Oltre ai numeri, quando si parla di ‘esposizione al business russo’ ci sono anche altri dati da tenere in considerazione: ‘uomini forti’ nelle posizioni chiave e curiose coincidenze. Tra queste, la mancata inclusione di Gazprombank tra le banche russe soggette a sanzioni economiche da parte dell’Unione Europea, attraverso l’esclusione dal sistema SWIFT. Intesa Sanpaolo e Gazprombank detengono il MIR, primo fondo di investimenti italo-russo.
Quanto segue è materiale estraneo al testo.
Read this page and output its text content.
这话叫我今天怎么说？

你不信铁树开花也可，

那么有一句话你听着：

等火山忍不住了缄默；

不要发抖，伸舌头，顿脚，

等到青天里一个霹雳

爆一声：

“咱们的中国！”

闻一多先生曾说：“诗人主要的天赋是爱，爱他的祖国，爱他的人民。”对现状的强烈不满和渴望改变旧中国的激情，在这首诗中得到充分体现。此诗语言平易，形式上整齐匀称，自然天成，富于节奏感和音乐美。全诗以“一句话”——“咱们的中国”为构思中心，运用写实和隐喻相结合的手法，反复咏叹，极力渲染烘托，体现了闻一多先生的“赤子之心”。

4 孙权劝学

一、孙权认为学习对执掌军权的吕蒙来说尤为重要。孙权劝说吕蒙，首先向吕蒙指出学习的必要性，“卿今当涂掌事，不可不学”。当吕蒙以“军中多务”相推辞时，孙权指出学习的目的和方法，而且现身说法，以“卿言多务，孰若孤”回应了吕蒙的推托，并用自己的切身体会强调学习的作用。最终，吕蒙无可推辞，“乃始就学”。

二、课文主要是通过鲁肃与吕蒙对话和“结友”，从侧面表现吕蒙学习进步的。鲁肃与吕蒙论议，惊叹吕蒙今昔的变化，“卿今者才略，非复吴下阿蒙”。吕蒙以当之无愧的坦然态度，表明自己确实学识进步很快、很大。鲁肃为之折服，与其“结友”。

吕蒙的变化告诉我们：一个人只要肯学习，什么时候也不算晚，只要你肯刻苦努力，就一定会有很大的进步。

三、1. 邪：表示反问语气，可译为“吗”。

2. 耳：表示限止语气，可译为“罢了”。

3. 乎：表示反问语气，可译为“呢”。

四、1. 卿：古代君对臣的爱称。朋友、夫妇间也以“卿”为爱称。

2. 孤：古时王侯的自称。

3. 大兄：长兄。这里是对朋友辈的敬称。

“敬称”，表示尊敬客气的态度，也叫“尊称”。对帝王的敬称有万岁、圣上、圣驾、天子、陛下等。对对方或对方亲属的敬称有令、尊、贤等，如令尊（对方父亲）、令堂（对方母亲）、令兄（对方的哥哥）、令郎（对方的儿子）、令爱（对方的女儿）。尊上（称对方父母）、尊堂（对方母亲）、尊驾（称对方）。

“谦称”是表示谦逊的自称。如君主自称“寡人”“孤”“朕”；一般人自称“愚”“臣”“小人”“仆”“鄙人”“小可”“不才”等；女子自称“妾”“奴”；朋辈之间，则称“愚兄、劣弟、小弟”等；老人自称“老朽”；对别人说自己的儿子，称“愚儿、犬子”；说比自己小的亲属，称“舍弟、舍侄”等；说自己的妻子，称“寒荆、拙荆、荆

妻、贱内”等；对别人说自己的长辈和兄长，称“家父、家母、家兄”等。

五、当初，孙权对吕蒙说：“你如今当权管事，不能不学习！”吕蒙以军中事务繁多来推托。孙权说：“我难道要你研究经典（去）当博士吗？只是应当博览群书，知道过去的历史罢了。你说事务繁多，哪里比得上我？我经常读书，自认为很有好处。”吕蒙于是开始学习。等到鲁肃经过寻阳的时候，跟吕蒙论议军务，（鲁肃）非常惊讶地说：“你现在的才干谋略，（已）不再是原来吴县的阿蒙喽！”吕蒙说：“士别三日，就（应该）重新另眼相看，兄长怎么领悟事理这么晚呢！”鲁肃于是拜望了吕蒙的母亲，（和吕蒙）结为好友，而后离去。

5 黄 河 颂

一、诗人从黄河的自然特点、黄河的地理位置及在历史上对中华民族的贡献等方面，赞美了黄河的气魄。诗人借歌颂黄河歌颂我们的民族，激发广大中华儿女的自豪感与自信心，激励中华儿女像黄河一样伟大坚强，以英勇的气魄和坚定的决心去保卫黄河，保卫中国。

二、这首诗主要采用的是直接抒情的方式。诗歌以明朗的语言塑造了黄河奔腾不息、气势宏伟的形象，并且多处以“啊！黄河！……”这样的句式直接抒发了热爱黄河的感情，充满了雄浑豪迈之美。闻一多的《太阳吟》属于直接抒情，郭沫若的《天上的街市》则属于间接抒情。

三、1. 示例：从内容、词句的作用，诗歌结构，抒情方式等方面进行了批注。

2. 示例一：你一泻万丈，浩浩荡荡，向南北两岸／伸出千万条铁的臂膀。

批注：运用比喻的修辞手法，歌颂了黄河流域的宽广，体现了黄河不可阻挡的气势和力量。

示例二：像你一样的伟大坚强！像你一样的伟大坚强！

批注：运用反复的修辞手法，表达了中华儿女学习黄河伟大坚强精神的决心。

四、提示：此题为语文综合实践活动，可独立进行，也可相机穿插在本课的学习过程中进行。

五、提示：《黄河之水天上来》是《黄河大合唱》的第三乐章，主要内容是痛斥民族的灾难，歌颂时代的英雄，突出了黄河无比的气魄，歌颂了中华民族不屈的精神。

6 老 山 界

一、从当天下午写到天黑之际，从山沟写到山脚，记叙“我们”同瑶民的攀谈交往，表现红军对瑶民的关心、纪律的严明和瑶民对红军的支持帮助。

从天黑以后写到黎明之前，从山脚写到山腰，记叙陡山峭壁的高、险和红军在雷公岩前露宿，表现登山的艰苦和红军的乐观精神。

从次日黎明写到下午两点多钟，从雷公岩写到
Inoltre, l’unico italiano nel board del sistema SWIFT è proprio di Intesa Sanpaolo: Banca Intesa Russia, per la precisione.

Negli stessi anni, la più importante banca italiana è riuscita a fare breccia nell’immaginario collettivo come banca sostenibile e al servizio dei territori. Niente di più distante dalla realtà: tra il 2020 e il 2021, Intesa Sanpaolo ha finanziato i settori del carbone, del petrolio e del gas con 9 miliardi di dollari. Di questi, 6,4 miliardi nel solo 2021: un incremento del 146% rispetto all’anno precedente.
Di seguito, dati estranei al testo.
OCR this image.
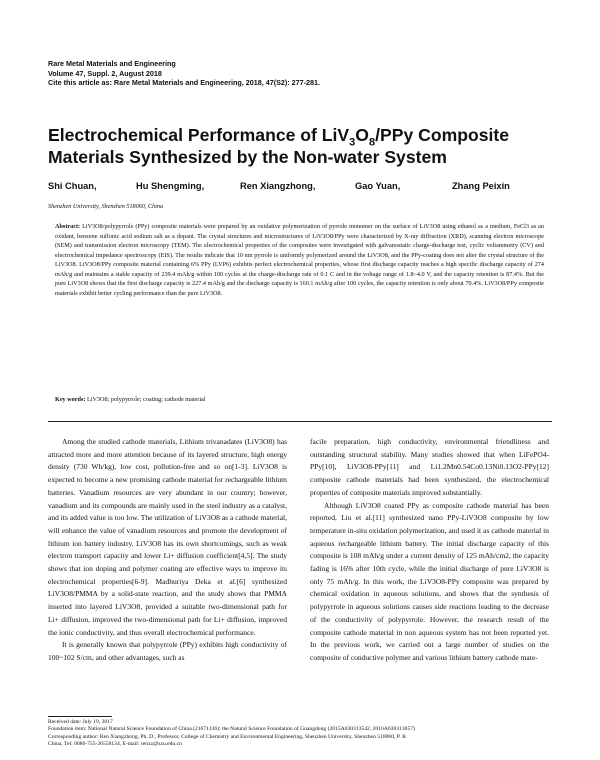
Rare Metal Materials and Engineering
Volume 47, Suppl. 2, August 2018
Cite this article as: Rare Metal Materials and Engineering, 2018, 47(S2): 277-281.
Electrochemical Performance of $LiV_3O_8$/PPy Composite
Materials Synthesized by the Non-water System
Shi Chuan,	Hu Shengming,	Ren Xiangzhong,	Gao Yuan,	Zhang Peixin
Shenzhen University, Shenzhen 518060, China
Abstract: LiV3O8/polypyrrole (PPy) composite materials were prepared by an oxidative polymerization of pyrrole monomer on the surface of LiV3O8 using ethanol as a medium, FeCl3 as an oxidant, benzene sulfonic acid sodium salt as a dopant. The crystal structures and microstructures of LiV3O8/PPy were characterized by X-ray diffraction (XRD), scanning electron microscope (SEM) and transmission electron microscopy (TEM). The electrochemical properties of the composites were investigated with galvanostatic charge-discharge test, cyclic voltammetry (CV) and electrochemical impedance spectroscopy (EIS). The results indicate that 10 nm pyrrole is uniformly polymerized around the LiV3O8, and the PPy-coating does not alter the crystal structure of the LiV3O8. LiV3O8/PPy composite material containing 6% PPy (LVP6) exhibits perfect electrochemical properties, whose first discharge capacity reaches a high specific discharge capacity of 274 mAh/g and maintains a stable capacity of 239.4 mAh/g within 100 cycles at the charge-discharge rate of 0.1 C and in the voltage range of 1.8~4.0 V, and the capacity retention is 87.4%. But the pure LiV3O8 shows that the first discharge capacity is 227.4 mAh/g and the discharge capacity is 160.1 mAh/g after 100 cycles, the capacity retention is only about 70.4%. LiV3O8/PPy composite materials exhibit better cycling performance than the pure LiV3O8.
Key words: LiV3O8; polypyrrole; coating; cathode material

Among the studied cathode materials, Lithium trivanadates (LiV3O8) has attracted more and more attention because of its layered structure, high energy density (730 Wh/kg), low cost, pollution-free and so on[1-3]. LiV3O8 is expected to become a new promising cathode material for rechargeable lithium batteries. Vanadium resources are very abundant in our country; however, vanadium and its compounds are mainly used in the steel industry as a catalyst, and its added value is too low. The utilization of LiV3O8 as a cathode material, will enhance the value of vanadium resources and promote the development of lithium ion battery industry. LiV3O8 has its own shortcomings, such as weak electron transport capacity and lower Li+ diffusion coefficient[4,5]. The study shows that ion doping and polymer coating are effective ways to improve its electrochemical properties[6-9]. Madhuriya Deka et al.[6] synthesized LiV3O8/PMMA by a solid-state reaction, and the study shows that PMMA inserted into layered LiV3O8, provided a suitable two-dimensional path for Li+ diffusion, improved the two-dimensional path for Li+ diffusion, improved the ionic conductivity, and thus overall electrochemical performance.

It is generally known that polypyrrole (PPy) exhibits high conductivity of 100~102 S/cm, and other advantages, such as

facile preparation, high conductivity, environmental friendliness and outstanding structural stability. Many studies showed that when LiFePO4-PPy[10], LiV3O8-PPy[11] and Li1.2Mn0.54Co0.13Ni0.13O2-PPy[12] composite cathode materials had been synthesized, the electrochemical properties of composite materials improved substantially.

Although LiV3O8 coated PPy as composite cathode material has been reported, Liu et al.[11] synthesized nano PPy-LiV3O8 composite by low temperature in-situ oxidation polymerization, and used it as cathode material in aqueous rechargeable lithium battery. The initial discharge capacity of this composite is 108 mAh/g under a current density of 125 mAh/cm2, the capacity fading is 16% after 10th cycle, while the initial discharge of pure LiV3O8 is only 75 mAh/g. In this work, the LiV3O8-PPy composite was prepared by chemical oxidation in aqueous solutions, and shows that the synthesis of polypyrrole in aqueous solutions causes side reactions leading to the decrease of the conductivity of polypyrrole. However, the research result of the composite cathode material in non aqueous system has not been reported yet. In the previous work, we carried out a large number of studies on the composite of conductive polymer and various lithium battery cathode mate-

Received date: July 19, 2017
Foundation item: National Natural Science Foundation of China (21671136); the Natural Science Foundation of Guangdong (2015A030313542, 2016A030313057)
Corresponding author: Ren Xiangzhong, Ph. D., Professor, College of Chemistry and Environmental Engineering, Shenzhen University, Shenzhen 518060, P. R.
China, Tel: 0086-755-26558134, E-mail: renxz@szu.edu.cn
Per quanto riguarda gli investimenti, al 1° gennaio 2022 ammontano a 4 miliardi di dollari: +50% rispetto all’anno precedente. È proprio per il suo mix di operazioni creditizie e di investimenti nel business fossile che Intesa Sanpaolo può essere definita la ‘banca nemica del clima’ n.1 in Italia.

In attesa di capire che cosa sarà degli interessi in Russia di Intesa, l’istituto di Corso Inghilterra risulta esposto anche negli Stati Uniti, a cui l’Italia ha scelto di legarsi a doppia mandata per buona parte della sua ‘nuova dipendenza’ dal gas.

Il gas che arriva in Europa dagli Stati Uniti è prodotto prevalentemente nel Permian Basin, attraverso l’utilizzo di pratiche ultra-invasive come il fracking o la trivellazione orizzontale. Si stima che, fra il 2020 e il 2050, la combustione di tutte le riserve di petrolio e gas del Permian Basin possa produrre l’emissione di 46 miliardi di tonnellate di CO2: una vera e propria ‘bomba climatica’.

Nel business dal gas made in USA, Intesa è già ben posizionata – in primis sul fronte dei terminal per l’export, pronta a saltare sul carro dei ‘vincitori fossili’ di questa guerra: tra il 2016 e il 2021 ha concesso infatti prestiti per 1,9 miliardi di dollari alle multinazionali maggiormente coinvolte nella produzione e trasporto di petrolio e gas del Permian Basin. Di questi, 830 milioni di dollari per progetti di gas naturale liquefatto (GNL) che arriva in Europa.

«Chiediamo che Intesa Sanpaolo implementi un piano di fuoriuscita da tutto il settore carbonifero, che smetta di finanziare progetti fossili nella Regione artica e che inizi a disinvestire da tutte quelle società che ora, mentre parliamo, stanno espandendo il proprio business fossile. Inoltre, chiediamo al gruppo di chiudere immediatamente ogni relazione con l’industria fossile russa», commentano Simone Ogno e Daniela Finamore di ReCommon, autori del rapporto. «Investitori, organizzazioni della società civile, movimenti per la giustizia ambientale e climatica sono in prima fila a denunciare gli sporchi affari del gruppo: ormai davvero in pochi credono al greenwashing di Intesa Sanpaolo, che continua a tingere di verde un business nero», concludono.